Permit me to draw my inspiration from scripture, referencing the basic human needs of clothes on our backs, food to eat, and a shelter over our heads. How better to discern if in fact teacher salaries are where they need to be? Applying salary data from our Teacher Contract Database, we asked this question: are teachers paid enough to put a roof over their heads?
As we report in our most recent Teacher Trendline, some of what we learned isn't a surprise. Of course San Francisco and its neighbor across the bay, Oakland, have made themselves inhospitable locales, not just for teachers, but for the entire middle class. Sadly, no small number of districts--almost all of which hug our two coast lines--also qualify for this dubious honor.
But get this. There are quite a few in our sample of 124 large districts where housing appears affordable, yet homeownership is well out of reach of teachers, at least those who are not in dual-income households. That's because there's been no effort in those places to keep teacher salaries competitive with costs of living and comparable professions. Oklahoma City, El Paso, and Omaha are three such examples.

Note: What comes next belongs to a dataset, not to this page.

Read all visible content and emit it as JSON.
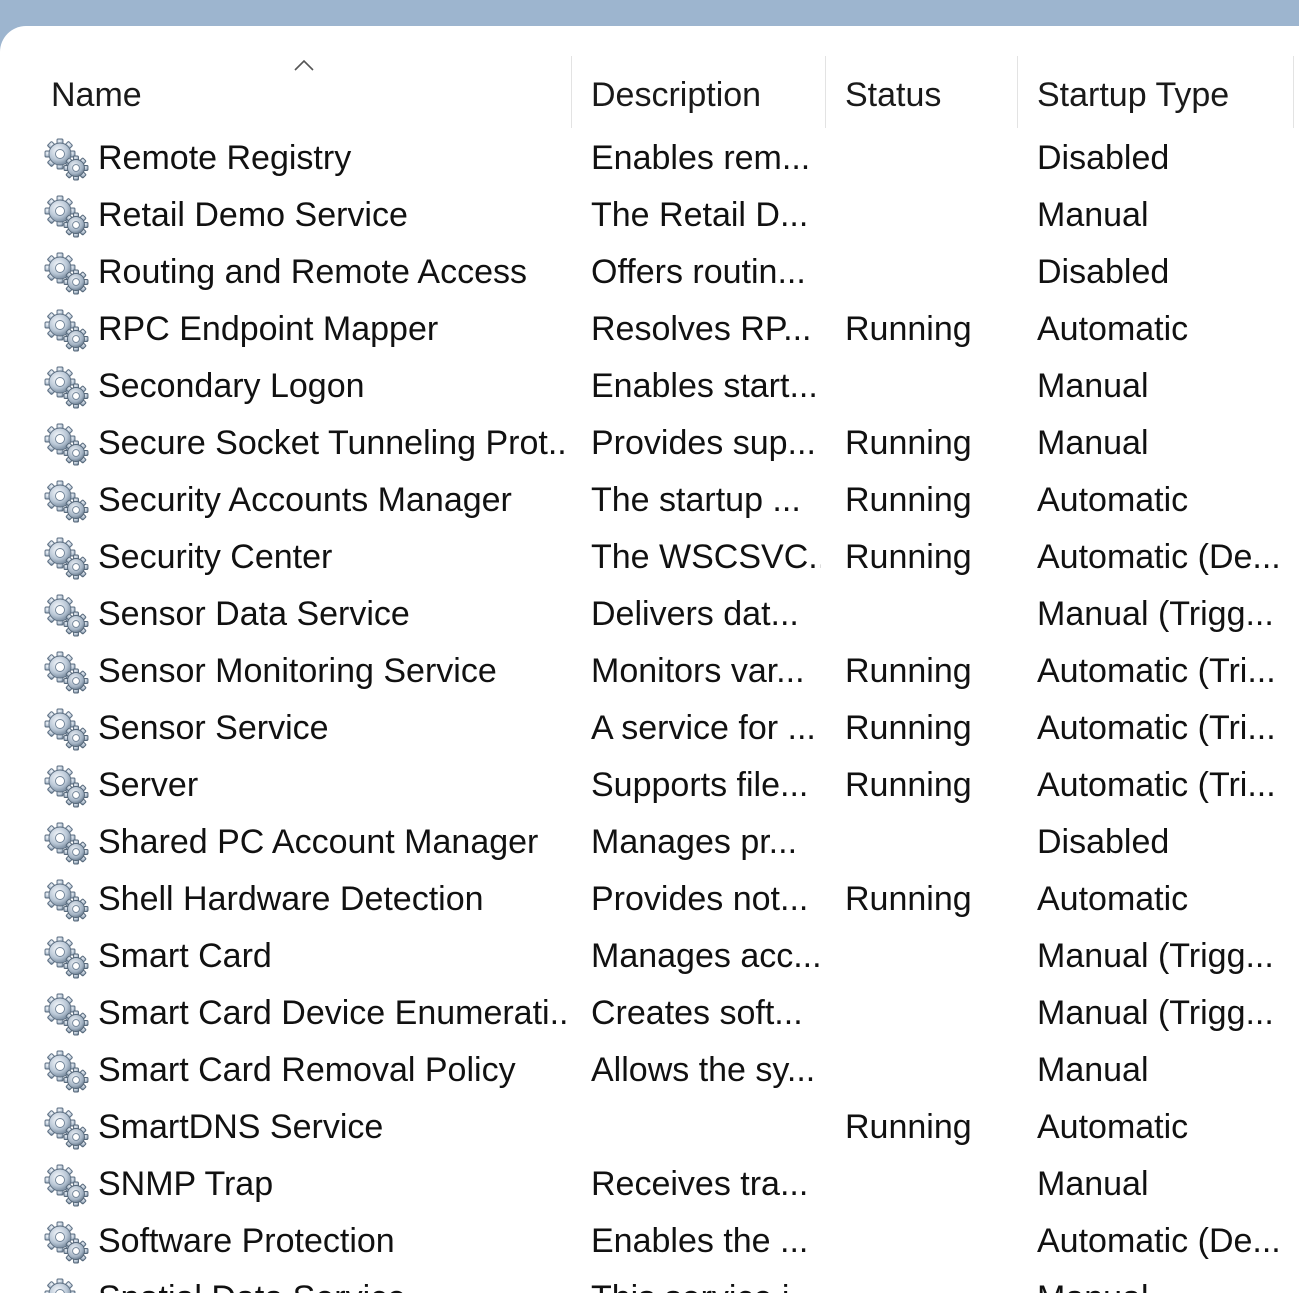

To calculate affordability, we looked at what a teacher would be earning in one of these districts after five years and having earned a master's degree. Obviously, as teacher salaries go up, homeownership becomes more doable, but we identify eight districts where a home is out of reach even when a teacher is at the top of the district's salary schedule.

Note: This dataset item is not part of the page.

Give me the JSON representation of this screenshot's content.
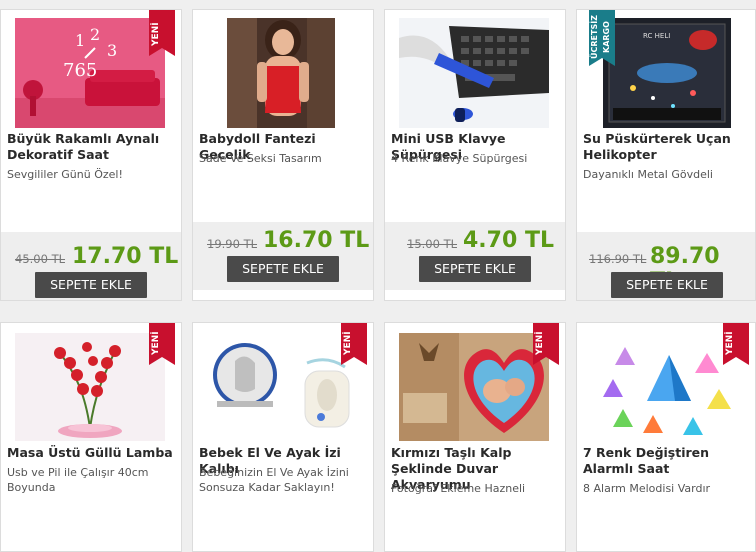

But let's look on the bright side. Which districts are affordable? San Antonio, Philadelphia, Baltimore and Indianapolis top the list. Teacher recruiters, take note.
We also looked at a new teacher's ability to rent a one-bedroom apartment. There districts do a better job, with three quarters of them being affordable for rentals and Texas districts dominating the list of most affordable: Wichita (Nebraska) and El Paso, Arlington, Fort Worth, and Northside (all in Texas).